Here are some interesting milestones in my personal efforts to keep my inbox free of the dreaded scourge, spam. Click here to return to my home page. This page was last updated at $Date: 2011/02/22 15:25:40 $.
For several years prior to October 2008, my email setup consisted of:
This setup was consistently achieving spam-blocking a success rate very close to 100%, with very few false positives. It was not unusual for bogofilter to reject 1,000 or even more spam message per day.
In October 2008, I stopped using the NJABL blocklist, because it was being used in a political "dirty tricks" attack against Barack Obama's presidential campaign and its administrators weren't doing anything to put a stop to it.
Around March 10, 2010, the accuracy of my spam filter plummeted virtually overnight. For the next several weeks, its success rate averaged around 80% and at times was as low as 70%. Ouch!
Upon investigation, I discovered that there was a new breed of spam coming into my inbox which was quite effective at circumventing bogofilter. While spammers had been adding "Hash busters" to their spam and engaging in other, similar "Bayesian poisoning" attacks for years, This new kind of spam was inserting several randomly selected passages of real text on widely varying topics at the end of each spam message. For example, one spam message of this sort contained excerpts from the following Web pages, among others:
While it is difficult to know for certain, it seems likely that the program generating this spam does so by simply fetching the Wikipedia Random article link repeatedly, grabbing a small excerpt from each returned page, and inserting it into the spam.
This seemingly new strategy, of using multiple text passages on different topics, was quite successful at hitting on at least a couple of "ham-heavy" keywords (i.e., keywords that my bogofilter database thinks are more likely to appear in non-spam than spam), thus causing a much later percentage of spam messages to make it through the filter.
On April 6, 2010 I was able to once again get my spam load under control by enhancing my spam filtering as follows:
On April 7, 2010, I released my new version of bogofilter-milter along with a new bogofilter-milter home page which describes how to use it and in particular describes in detail my own personal setup, including links to all of the scripts and tools that I use.

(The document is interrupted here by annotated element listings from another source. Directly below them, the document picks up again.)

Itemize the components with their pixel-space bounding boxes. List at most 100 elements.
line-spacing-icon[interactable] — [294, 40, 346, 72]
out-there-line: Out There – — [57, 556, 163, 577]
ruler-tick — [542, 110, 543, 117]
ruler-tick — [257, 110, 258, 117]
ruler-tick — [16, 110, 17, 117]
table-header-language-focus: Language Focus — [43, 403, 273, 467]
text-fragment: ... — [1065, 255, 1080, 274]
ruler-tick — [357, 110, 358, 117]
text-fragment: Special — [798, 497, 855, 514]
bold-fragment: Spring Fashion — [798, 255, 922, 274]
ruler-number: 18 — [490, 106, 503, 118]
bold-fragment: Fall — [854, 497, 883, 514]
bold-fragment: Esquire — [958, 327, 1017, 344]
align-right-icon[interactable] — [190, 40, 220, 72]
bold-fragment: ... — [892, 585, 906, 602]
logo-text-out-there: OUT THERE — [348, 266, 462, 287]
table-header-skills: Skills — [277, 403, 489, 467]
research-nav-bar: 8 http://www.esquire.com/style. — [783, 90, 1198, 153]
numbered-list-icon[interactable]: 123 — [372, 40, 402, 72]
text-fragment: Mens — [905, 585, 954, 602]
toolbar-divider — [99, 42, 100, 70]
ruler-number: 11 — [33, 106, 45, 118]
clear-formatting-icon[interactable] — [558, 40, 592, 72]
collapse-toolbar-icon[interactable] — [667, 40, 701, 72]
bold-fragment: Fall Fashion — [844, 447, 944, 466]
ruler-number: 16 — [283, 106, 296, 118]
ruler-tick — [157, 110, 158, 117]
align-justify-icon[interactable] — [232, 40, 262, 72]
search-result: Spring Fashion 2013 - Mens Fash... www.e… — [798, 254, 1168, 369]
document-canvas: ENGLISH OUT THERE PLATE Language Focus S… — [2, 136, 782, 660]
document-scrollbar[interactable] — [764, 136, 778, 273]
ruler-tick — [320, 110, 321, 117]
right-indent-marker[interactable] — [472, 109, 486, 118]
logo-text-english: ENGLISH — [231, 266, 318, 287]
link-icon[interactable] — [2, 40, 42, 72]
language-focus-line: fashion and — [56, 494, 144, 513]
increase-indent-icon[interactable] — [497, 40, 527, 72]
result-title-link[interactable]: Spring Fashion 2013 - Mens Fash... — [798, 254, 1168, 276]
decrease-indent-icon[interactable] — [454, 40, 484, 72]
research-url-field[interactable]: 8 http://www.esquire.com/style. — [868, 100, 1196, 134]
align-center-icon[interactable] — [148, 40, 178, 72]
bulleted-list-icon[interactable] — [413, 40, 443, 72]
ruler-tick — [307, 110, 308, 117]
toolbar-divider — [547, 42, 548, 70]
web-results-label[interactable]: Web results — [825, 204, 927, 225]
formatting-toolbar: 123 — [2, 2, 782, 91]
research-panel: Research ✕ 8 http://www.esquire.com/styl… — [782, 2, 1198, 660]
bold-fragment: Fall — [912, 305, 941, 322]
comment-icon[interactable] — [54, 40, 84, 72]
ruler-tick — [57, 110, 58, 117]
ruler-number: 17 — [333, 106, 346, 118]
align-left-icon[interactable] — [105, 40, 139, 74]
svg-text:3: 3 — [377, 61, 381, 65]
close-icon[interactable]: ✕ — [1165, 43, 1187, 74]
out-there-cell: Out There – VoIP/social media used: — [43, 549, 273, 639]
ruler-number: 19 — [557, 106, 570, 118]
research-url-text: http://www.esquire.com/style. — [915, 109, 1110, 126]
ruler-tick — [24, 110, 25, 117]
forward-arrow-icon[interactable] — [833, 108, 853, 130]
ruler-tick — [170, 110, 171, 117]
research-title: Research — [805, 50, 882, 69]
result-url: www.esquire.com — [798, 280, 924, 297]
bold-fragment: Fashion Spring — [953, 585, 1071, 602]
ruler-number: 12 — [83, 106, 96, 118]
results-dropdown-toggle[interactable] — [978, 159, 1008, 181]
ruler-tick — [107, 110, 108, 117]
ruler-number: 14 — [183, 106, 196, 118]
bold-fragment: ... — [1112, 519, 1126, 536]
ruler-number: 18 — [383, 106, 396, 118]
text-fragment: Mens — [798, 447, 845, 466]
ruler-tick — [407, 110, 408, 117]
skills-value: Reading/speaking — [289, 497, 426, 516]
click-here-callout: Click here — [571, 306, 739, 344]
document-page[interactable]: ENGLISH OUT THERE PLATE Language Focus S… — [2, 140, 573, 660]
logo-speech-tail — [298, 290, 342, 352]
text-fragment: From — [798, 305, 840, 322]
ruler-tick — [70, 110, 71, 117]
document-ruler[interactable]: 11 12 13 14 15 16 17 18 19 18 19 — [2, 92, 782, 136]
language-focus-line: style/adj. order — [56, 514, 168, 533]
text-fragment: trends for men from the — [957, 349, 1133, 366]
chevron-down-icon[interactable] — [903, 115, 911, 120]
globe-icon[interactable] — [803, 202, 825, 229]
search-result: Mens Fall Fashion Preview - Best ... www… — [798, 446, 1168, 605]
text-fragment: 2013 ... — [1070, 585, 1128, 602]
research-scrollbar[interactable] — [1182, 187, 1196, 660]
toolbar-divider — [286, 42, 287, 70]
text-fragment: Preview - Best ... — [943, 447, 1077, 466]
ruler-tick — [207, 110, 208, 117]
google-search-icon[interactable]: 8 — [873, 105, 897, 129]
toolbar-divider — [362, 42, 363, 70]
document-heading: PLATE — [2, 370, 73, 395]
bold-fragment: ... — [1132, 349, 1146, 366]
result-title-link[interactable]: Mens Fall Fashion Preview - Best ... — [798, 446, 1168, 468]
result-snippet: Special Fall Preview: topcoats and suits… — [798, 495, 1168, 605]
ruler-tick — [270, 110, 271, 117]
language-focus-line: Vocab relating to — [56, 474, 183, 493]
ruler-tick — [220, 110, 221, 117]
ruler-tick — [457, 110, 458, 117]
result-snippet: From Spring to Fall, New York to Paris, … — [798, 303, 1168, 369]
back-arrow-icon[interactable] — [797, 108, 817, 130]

On April 9, 2010, I realized just how bad it was that although my primary mail server was filtering incoming mail against the Spamhaus ZEN blocklist, my MX server was not. Spammers often send email through MX servers to circumvent anti-spam mechanisms in place only on a site's primary mail server, and that was exactly what was happening to me. I got rid of the MX server, and the number of spam senders blocked by the Spamhaus list jumped from 8,200 on April 8 to 26,592 on April 9. Similarly, the number of spam messages that made it through to bogofilter dropped from 534 on April 8 to 381 on April 9, and dropped even lower, to 179, on April 10. Having an MX server is important, but I won't be turning mine back on until I can set one up that does blocklist filtering!
Late on April 14, 2010, I brought on-line my new MX server with Spamhaus ZEN blocklist support.
On May 24, 2010, I added SpamAssassin to my mail configuration. I do not use SpamAssassin to reject email directly, but rather to generate SpamAssassin header keywords which are then be used by bogofilter to help distinguish spam from non-spam. Adding SpamAssassin to my configuration did not make a noticeable difference in the effectiveness of bogofilter.
On June 30, 2010, I retuned bogofilter with my training script, and bogofilter's accuracy immediately increased dramatically. Gotta remember to retune when things start to look bad!
October 2, 2010: Something has definitely been going right in the past few months in the fight against spam, email viruses, etc. As noted above, I filter incoming SMTP connections with the Spamhaus ZEN blocklist. As of May 14, 2010, I was seeing a 30-day average of 29,184 bad connection attempts per day. In contrast, as of October 1, 2010, I am seeing a 30-day average of only 14,287 attempts per day, a reduction of 51%. Wow! Here's a graph:
I think some really significant bot networks must have been killed in the last few months. To whoever is responsible for this: kudos and keep up the good work!
On February 4, 2011, I retuned bogofilter with my training script.
On February 22, 2011, I retuned bogofilter again, since I was seeing more spam than I should have been. I've found that sometimes bogotune gets “tricked” by the particular corpus you give it and generates sub-optimal parameters, but if you train again after a few days or weeks it usually corrects itself.
Also, I noticed on February 22, 2011 that there has been a huge spike in spam over the past few days. In the 30 days prior to February 19, my average per-day spam count was 98, with a peak of 137. In contract, for February 19-21, the spam counts have been 207, 253 and 315, for an average of 264. I think somebody has brought a new spam botnet online!